En compétition cette année au Geneva International Film Festival (GIFF), Just Act Normal s’impose comme l’une des grandes révélations de BBC Three. Derrière ce titre ironique, qui sonne comme un conseil impossible à suivre, se cache une comédie sociale d’une justesse rare. Créée par Janice Okoh et adaptée de sa pièce de théâtre Three Birds, la série suit trois frères et sœurs livrés à eux-mêmes après la disparition de leur mère. Pour éviter que les services sociaux ne les séparent, ils font tout pour donner le change : les devoirs, le frigo, les factures, l’école… tout doit sembler normal.
Mais rien ne l’est vraiment.
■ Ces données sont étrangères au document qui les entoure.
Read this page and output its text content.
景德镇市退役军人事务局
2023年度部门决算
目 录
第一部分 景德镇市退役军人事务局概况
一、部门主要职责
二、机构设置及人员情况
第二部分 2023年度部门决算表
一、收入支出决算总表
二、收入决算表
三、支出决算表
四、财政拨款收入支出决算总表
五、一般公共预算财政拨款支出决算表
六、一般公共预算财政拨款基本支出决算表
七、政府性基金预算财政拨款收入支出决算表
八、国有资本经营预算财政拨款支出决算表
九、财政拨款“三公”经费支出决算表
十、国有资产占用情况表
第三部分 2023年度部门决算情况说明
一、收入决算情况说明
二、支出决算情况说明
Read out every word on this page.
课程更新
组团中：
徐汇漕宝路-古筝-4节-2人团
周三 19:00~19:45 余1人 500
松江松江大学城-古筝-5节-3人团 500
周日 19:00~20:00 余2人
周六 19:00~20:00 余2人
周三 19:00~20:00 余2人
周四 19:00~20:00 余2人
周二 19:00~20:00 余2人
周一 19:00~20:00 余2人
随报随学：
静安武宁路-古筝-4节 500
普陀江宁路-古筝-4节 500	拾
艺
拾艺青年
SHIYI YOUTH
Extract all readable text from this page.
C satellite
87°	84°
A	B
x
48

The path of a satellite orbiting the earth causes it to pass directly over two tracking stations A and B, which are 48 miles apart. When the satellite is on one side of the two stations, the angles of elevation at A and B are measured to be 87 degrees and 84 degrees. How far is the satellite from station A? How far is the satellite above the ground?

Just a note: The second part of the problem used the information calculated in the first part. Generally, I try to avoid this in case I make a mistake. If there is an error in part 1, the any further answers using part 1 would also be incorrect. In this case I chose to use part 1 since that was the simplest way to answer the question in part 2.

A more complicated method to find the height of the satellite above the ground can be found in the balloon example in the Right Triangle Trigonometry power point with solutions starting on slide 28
L’aînée Tiana (Chenée Taylor) se bat pour maintenir la façade tout en rêvant de devenir maquilleuse. Tionne (Akins Subair), son frère, vit dans le déni, persuadé que leur mère s’est réincarnée dans un poulet qu’il garde précieusement dans le salon. Quant à Tanika (Kaydrah Walker-Wilkie), la petite dernière, elle observe le chaos avec une lucidité déconcertante. On ne saura jamais exactement ce qui est arrivé à leur mère, et c’est cette absence qui plane sur chaque épisode. Just Act Normal réussit le tour de force de transformer une situation tragique en un récit drôle, tendre et profondément humain.
Le point fort de la série tient à son équilibre fragile entre humour et douleur. Dans un autre contexte, la situation serait déchirante : ici, elle devient étrangement lumineuse. Les dialogues pétillent, les situations absurdes s’enchaînent : un dîner improvisé avec un poulet, réincarnation de leur mère, des disputes sur la lessive ou la “bonne manière” d’avoir l’air normal… et pourtant, l’émotion n’est jamais loin.
Cette tonalité hybride, entre drame et comédie, s’inscrit dans la meilleure tradition britannique des comédies sociales qui n’ont pas peur d’appuyer là où ça fait mal tout en faisant éclater de rire le spectateur, de Fleabag à Derry Girls. Mais Just Act Normal se démarque par son point de vue puisque tout est vu à hauteur de regard adolescent, là où l’imagination devient un refuge et où l’absurde est une stratégie de survie. Le poulet devient un symbole, ou simplement un besoin désespéré d’espoir. Tout respire la débrouille, la créativité et cette poésie du quotidien qu’on ne trouve que dans les foyers où tout tient par miracle. Les adultes ne sont pas loin tout de même, entre une maîtresse (Romola Garai) qui veut trop bien faire et un ex-créditeur de leur mère qui emménage chez eux.
Sous ses airs de comédie douce-amère, Just Act Normal parle avant tout de ce que signifie être “normal” quand on n’entre dans aucune case. La série explore la précarité invisible de familles qui passent sous les radars, la peur du système social, mais aussi la fierté et la dignité de ceux qui s’en sortent sans qu’on ne les voie jamais. Elle aborde également la représentation des familles noires britanniques avec finesse. C’est simplement une réalité, filmée avec empathie.
Et puis, il y a ce non-dit central : qu’est-il réellement arrivé à leur mère ? Dans les deux premiers épisodes, on ne l’apprendra pas, à voir par la suite… À travers ses trois héros, la série parle de fraternité, de responsabilité précoce, mais surtout de résilience joyeuse celle qui transforme le drame en comédie et la peur en tendresse.
À la fois drôle, étrange, poétique et bouleversante, Just Act Normal rentre dans la veine des séries britanniques qui réussissent à capturer un pan de vie avec justesse et sincérité. On en redemande. Pour le moment aucun diffuseur français n’a été annoncé.